Johnpateenmike’s alcoholic mother played by Pauline McCarthy delivers her character’s comical moments and barbed invectives to her son with the textured ingenuity of a relaxed professional comedian who paces her delivery in timely seamlessness. As Johnpateenmike, Malcolm George excels as the mean spirited harbinger of useless and bad news - the man that is as much despised among his community as he is needed. Aidan O’Shea’s haunted seaman Babbybobby is a tad understated, his anguish and subsequent anger not brought to fruition, and although Ciara O’Connell’s Helen is a great bitch, her irritations are sometimes overemphasised with too much upward eye movement. Dubhaltach Tracey’s Bartley is a winning comic realisation of a sycophant who chases with the hound and runs with the hare, while Mike Venner’s Doctor is a competent portrayal of a weary but concerned local GP. Fionn O’Neill's mental inhabitation of Billy is superb. He serves the sadness, the drollness and indeed the mischievous nature of his character with aplomb but his physicality is not as convincing as it could be (having seen Aaron’s physical portrayal of Cripple Billy caveats this observation). However it has to be said that the few flaws in the acting are by far outshone by the overall brilliant and affecting portrayals.
Malcolm George’s sparse set of an under-stocked shop with stacks of peas stage left and an almost empty centre stage is aesthetically complementary to the setting, effective and functional for the various scene changes.
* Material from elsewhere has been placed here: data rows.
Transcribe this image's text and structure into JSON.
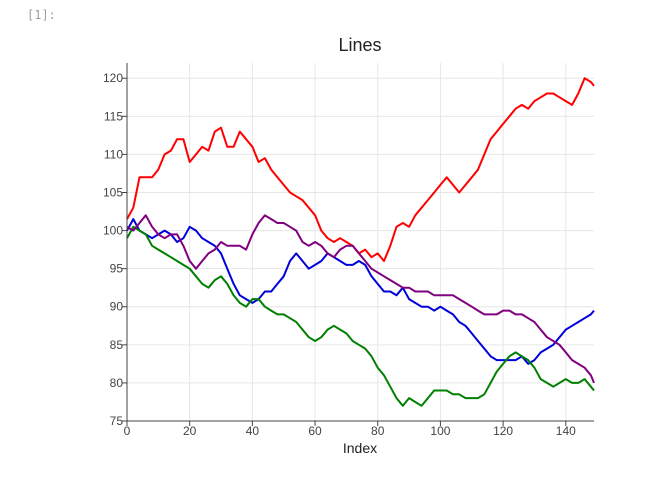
{
  "cell": {
    "prompt": "[1]:"
  },
  "chart_data": {
    "type": "line",
    "title": "Lines",
    "xlabel": "Index",
    "ylabel": "",
    "xlim": [
      0,
      149
    ],
    "ylim": [
      75,
      122
    ],
    "xticks": [
      0,
      20,
      40,
      60,
      80,
      100,
      120,
      140
    ],
    "yticks": [
      75,
      80,
      85,
      90,
      95,
      100,
      105,
      110,
      115,
      120
    ],
    "grid": true,
    "series": [
      {
        "color": "#ff0000",
        "anchors": [
          [
            0,
            101.5
          ],
          [
            2,
            103
          ],
          [
            4,
            107
          ],
          [
            6,
            107
          ],
          [
            8,
            107
          ],
          [
            10,
            108
          ],
          [
            12,
            110
          ],
          [
            14,
            110.5
          ],
          [
            16,
            112
          ],
          [
            18,
            112
          ],
          [
            20,
            109
          ],
          [
            22,
            110
          ],
          [
            24,
            111
          ],
          [
            26,
            110.5
          ],
          [
            28,
            113
          ],
          [
            30,
            113.5
          ],
          [
            32,
            111
          ],
          [
            34,
            111
          ],
          [
            36,
            113
          ],
          [
            38,
            112
          ],
          [
            40,
            111
          ],
          [
            42,
            109
          ],
          [
            44,
            109.5
          ],
          [
            46,
            108
          ],
          [
            48,
            107
          ],
          [
            50,
            106
          ],
          [
            52,
            105
          ],
          [
            54,
            104.5
          ],
          [
            56,
            104
          ],
          [
            58,
            103
          ],
          [
            60,
            102
          ],
          [
            62,
            100
          ],
          [
            64,
            99
          ],
          [
            66,
            98.5
          ],
          [
            68,
            99
          ],
          [
            70,
            98.5
          ],
          [
            72,
            98
          ],
          [
            74,
            97
          ],
          [
            76,
            97.5
          ],
          [
            78,
            96.5
          ],
          [
            80,
            97
          ],
          [
            82,
            96
          ],
          [
            84,
            98
          ],
          [
            86,
            100.5
          ],
          [
            88,
            101
          ],
          [
            90,
            100.5
          ],
          [
            92,
            102
          ],
          [
            94,
            103
          ],
          [
            96,
            104
          ],
          [
            98,
            105
          ],
          [
            100,
            106
          ],
          [
            102,
            107
          ],
          [
            104,
            106
          ],
          [
            106,
            105
          ],
          [
            108,
            106
          ],
          [
            110,
            107
          ],
          [
            112,
            108
          ],
          [
            114,
            110
          ],
          [
            116,
            112
          ],
          [
            118,
            113
          ],
          [
            120,
            114
          ],
          [
            122,
            115
          ],
          [
            124,
            116
          ],
          [
            126,
            116.5
          ],
          [
            128,
            116
          ],
          [
            130,
            117
          ],
          [
            132,
            117.5
          ],
          [
            134,
            118
          ],
          [
            136,
            118
          ],
          [
            138,
            117.5
          ],
          [
            140,
            117
          ],
          [
            142,
            116.5
          ],
          [
            144,
            118
          ],
          [
            146,
            120
          ],
          [
            148,
            119.5
          ],
          [
            149,
            119
          ]
        ]
      },
      {
        "color": "#0000dd",
        "anchors": [
          [
            0,
            100
          ],
          [
            2,
            101.5
          ],
          [
            4,
            100
          ],
          [
            6,
            99.5
          ],
          [
            8,
            99
          ],
          [
            10,
            99.5
          ],
          [
            12,
            100
          ],
          [
            14,
            99.5
          ],
          [
            16,
            98.5
          ],
          [
            18,
            99
          ],
          [
            20,
            100.5
          ],
          [
            22,
            100
          ],
          [
            24,
            99
          ],
          [
            26,
            98.5
          ],
          [
            28,
            98
          ],
          [
            30,
            97
          ],
          [
            32,
            95
          ],
          [
            34,
            93
          ],
          [
            36,
            91.5
          ],
          [
            38,
            91
          ],
          [
            40,
            90.5
          ],
          [
            42,
            91
          ],
          [
            44,
            92
          ],
          [
            46,
            92
          ],
          [
            48,
            93
          ],
          [
            50,
            94
          ],
          [
            52,
            96
          ],
          [
            54,
            97
          ],
          [
            56,
            96
          ],
          [
            58,
            95
          ],
          [
            60,
            95.5
          ],
          [
            62,
            96
          ],
          [
            64,
            97
          ],
          [
            66,
            96.5
          ],
          [
            68,
            96
          ],
          [
            70,
            95.5
          ],
          [
            72,
            95.5
          ],
          [
            74,
            96
          ],
          [
            76,
            95.5
          ],
          [
            78,
            94
          ],
          [
            80,
            93
          ],
          [
            82,
            92
          ],
          [
            84,
            92
          ],
          [
            86,
            91.5
          ],
          [
            88,
            92.5
          ],
          [
            90,
            91
          ],
          [
            92,
            90.5
          ],
          [
            94,
            90
          ],
          [
            96,
            90
          ],
          [
            98,
            89.5
          ],
          [
            100,
            90
          ],
          [
            102,
            89.5
          ],
          [
            104,
            89
          ],
          [
            106,
            88
          ],
          [
            108,
            87.5
          ],
          [
            110,
            86.5
          ],
          [
            112,
            85.5
          ],
          [
            114,
            84.5
          ],
          [
            116,
            83.5
          ],
          [
            118,
            83
          ],
          [
            120,
            83
          ],
          [
            122,
            83
          ],
          [
            124,
            83
          ],
          [
            126,
            83.5
          ],
          [
            128,
            82.5
          ],
          [
            130,
            83
          ],
          [
            132,
            84
          ],
          [
            134,
            84.5
          ],
          [
            136,
            85
          ],
          [
            138,
            86
          ],
          [
            140,
            87
          ],
          [
            142,
            87.5
          ],
          [
            144,
            88
          ],
          [
            146,
            88.5
          ],
          [
            148,
            89
          ],
          [
            149,
            89.5
          ]
        ]
      },
      {
        "color": "#008000",
        "anchors": [
          [
            0,
            99
          ],
          [
            2,
            100.5
          ],
          [
            4,
            100
          ],
          [
            6,
            99.5
          ],
          [
            8,
            98
          ],
          [
            10,
            97.5
          ],
          [
            12,
            97
          ],
          [
            14,
            96.5
          ],
          [
            16,
            96
          ],
          [
            18,
            95.5
          ],
          [
            20,
            95
          ],
          [
            22,
            94
          ],
          [
            24,
            93
          ],
          [
            26,
            92.5
          ],
          [
            28,
            93.5
          ],
          [
            30,
            94
          ],
          [
            32,
            93
          ],
          [
            34,
            91.5
          ],
          [
            36,
            90.5
          ],
          [
            38,
            90
          ],
          [
            40,
            91
          ],
          [
            42,
            91
          ],
          [
            44,
            90
          ],
          [
            46,
            89.5
          ],
          [
            48,
            89
          ],
          [
            50,
            89
          ],
          [
            52,
            88.5
          ],
          [
            54,
            88
          ],
          [
            56,
            87
          ],
          [
            58,
            86
          ],
          [
            60,
            85.5
          ],
          [
            62,
            86
          ],
          [
            64,
            87
          ],
          [
            66,
            87.5
          ],
          [
            68,
            87
          ],
          [
            70,
            86.5
          ],
          [
            72,
            85.5
          ],
          [
            74,
            85
          ],
          [
            76,
            84.5
          ],
          [
            78,
            83.5
          ],
          [
            80,
            82
          ],
          [
            82,
            81
          ],
          [
            84,
            79.5
          ],
          [
            86,
            78
          ],
          [
            88,
            77
          ],
          [
            90,
            78
          ],
          [
            92,
            77.5
          ],
          [
            94,
            77
          ],
          [
            96,
            78
          ],
          [
            98,
            79
          ],
          [
            100,
            79
          ],
          [
            102,
            79
          ],
          [
            104,
            78.5
          ],
          [
            106,
            78.5
          ],
          [
            108,
            78
          ],
          [
            110,
            78
          ],
          [
            112,
            78
          ],
          [
            114,
            78.5
          ],
          [
            116,
            80
          ],
          [
            118,
            81.5
          ],
          [
            120,
            82.5
          ],
          [
            122,
            83.5
          ],
          [
            124,
            84
          ],
          [
            126,
            83.5
          ],
          [
            128,
            83
          ],
          [
            130,
            82
          ],
          [
            132,
            80.5
          ],
          [
            134,
            80
          ],
          [
            136,
            79.5
          ],
          [
            138,
            80
          ],
          [
            140,
            80.5
          ],
          [
            142,
            80
          ],
          [
            144,
            80
          ],
          [
            146,
            80.5
          ],
          [
            148,
            79.5
          ],
          [
            149,
            79
          ]
        ]
      },
      {
        "color": "#800080",
        "anchors": [
          [
            0,
            100.5
          ],
          [
            2,
            100
          ],
          [
            4,
            101
          ],
          [
            6,
            102
          ],
          [
            8,
            100.5
          ],
          [
            10,
            99.5
          ],
          [
            12,
            99
          ],
          [
            14,
            99.5
          ],
          [
            16,
            99.5
          ],
          [
            18,
            98
          ],
          [
            20,
            96
          ],
          [
            22,
            95
          ],
          [
            24,
            96
          ],
          [
            26,
            97
          ],
          [
            28,
            97.5
          ],
          [
            30,
            98.5
          ],
          [
            32,
            98
          ],
          [
            34,
            98
          ],
          [
            36,
            98
          ],
          [
            38,
            97.5
          ],
          [
            40,
            99.5
          ],
          [
            42,
            101
          ],
          [
            44,
            102
          ],
          [
            46,
            101.5
          ],
          [
            48,
            101
          ],
          [
            50,
            101
          ],
          [
            52,
            100.5
          ],
          [
            54,
            100
          ],
          [
            56,
            98.5
          ],
          [
            58,
            98
          ],
          [
            60,
            98.5
          ],
          [
            62,
            98
          ],
          [
            64,
            97
          ],
          [
            66,
            96.5
          ],
          [
            68,
            97.5
          ],
          [
            70,
            98
          ],
          [
            72,
            98
          ],
          [
            74,
            97
          ],
          [
            76,
            96
          ],
          [
            78,
            95
          ],
          [
            80,
            94.5
          ],
          [
            82,
            94
          ],
          [
            84,
            93.5
          ],
          [
            86,
            93
          ],
          [
            88,
            92.5
          ],
          [
            90,
            92.5
          ],
          [
            92,
            92
          ],
          [
            94,
            92
          ],
          [
            96,
            92
          ],
          [
            98,
            91.5
          ],
          [
            100,
            91.5
          ],
          [
            102,
            91.5
          ],
          [
            104,
            91.5
          ],
          [
            106,
            91
          ],
          [
            108,
            90.5
          ],
          [
            110,
            90
          ],
          [
            112,
            89.5
          ],
          [
            114,
            89
          ],
          [
            116,
            89
          ],
          [
            118,
            89
          ],
          [
            120,
            89.5
          ],
          [
            122,
            89.5
          ],
          [
            124,
            89
          ],
          [
            126,
            89
          ],
          [
            128,
            88.5
          ],
          [
            130,
            88
          ],
          [
            132,
            87
          ],
          [
            134,
            86
          ],
          [
            136,
            85.5
          ],
          [
            138,
            85
          ],
          [
            140,
            84
          ],
          [
            142,
            83
          ],
          [
            144,
            82.5
          ],
          [
            146,
            82
          ],
          [
            148,
            81
          ],
          [
            149,
            80
          ]
        ]
      }
    ]
  }
}
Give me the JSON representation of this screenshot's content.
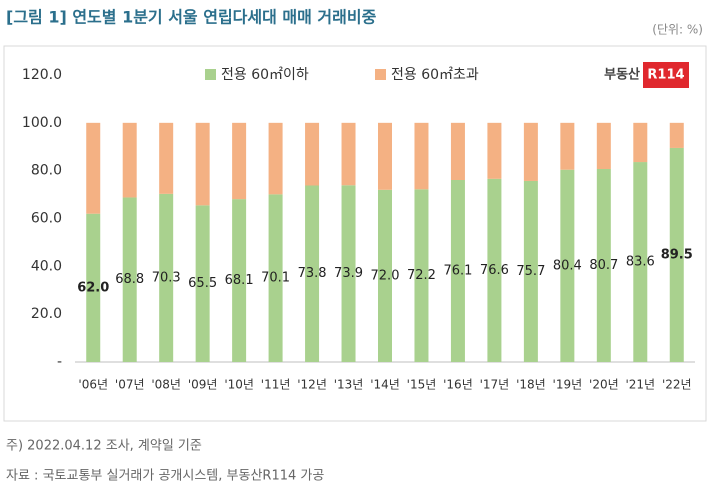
{
  "title": "[그림 1] 연도별 1분기 서울 연립다세대 매매 거래비중",
  "unit": "(단위: %)",
  "logo": {
    "text": "부동산",
    "badge": "R114"
  },
  "footnotes": [
    "주) 2022.04.12 조사, 계약일 기준",
    "자료 : 국토교통부 실거래가 공개시스템, 부동산R114 가공"
  ],
  "chart_data": {
    "type": "stacked_bar",
    "categories": [
      "'06년",
      "'07년",
      "'08년",
      "'09년",
      "'10년",
      "'11년",
      "'12년",
      "'13년",
      "'14년",
      "'15년",
      "'16년",
      "'17년",
      "'18년",
      "'19년",
      "'20년",
      "'21년",
      "'22년"
    ],
    "series": [
      {
        "name": "전용 60㎡이하",
        "color": "#a9d18e",
        "values": [
          62.0,
          68.8,
          70.3,
          65.5,
          68.1,
          70.1,
          73.8,
          73.9,
          72.0,
          72.2,
          76.1,
          76.6,
          75.7,
          80.4,
          80.7,
          83.6,
          89.5
        ],
        "value_labels": [
          "62.0",
          "68.8",
          "70.3",
          "65.5",
          "68.1",
          "70.1",
          "73.8",
          "73.9",
          "72.0",
          "72.2",
          "76.1",
          "76.6",
          "75.7",
          "80.4",
          "80.7",
          "83.6",
          "89.5"
        ]
      },
      {
        "name": "전용 60㎡초과",
        "color": "#f4b183",
        "values": [
          38.0,
          31.2,
          29.7,
          34.5,
          31.9,
          29.9,
          26.2,
          26.1,
          28.0,
          27.8,
          23.9,
          23.4,
          24.3,
          19.6,
          19.3,
          16.4,
          10.5
        ]
      }
    ],
    "ylim": [
      0,
      120
    ],
    "yticks": [
      {
        "value": 0,
        "label": "-"
      },
      {
        "value": 20,
        "label": "20.0"
      },
      {
        "value": 40,
        "label": "40.0"
      },
      {
        "value": 60,
        "label": "60.0"
      },
      {
        "value": 80,
        "label": "80.0"
      },
      {
        "value": 100,
        "label": "100.0"
      },
      {
        "value": 120,
        "label": "120.0"
      }
    ],
    "grid": false
  }
}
Likewise lighting is simple and in harmony with the drama.
There is always the terror that a play opening in a rural setting with apron clad elderly women will veer towards over reliance on the laughter strings to the detriment of the writer’s intention. The intelligence of George and Polak’s direction restrains the pastiche in favour of sympathetic realism as they subtly reign the satirical into a powerful mix of tragedy and comedy. The characters’ own fullness in McDonagh’s shaping guide their direction and the realization of his story in Cripple is astonishingly touching. Through the wonderful inventive cast, plenty of laughs are served without ever sacrificing the pivotal points of the underlying dysfunction of rural boredom, its affiliate sadness and inherent goodness in the face of adversity.
Breda Shannon is a freelance writer and reviews books for The Irish Examiner.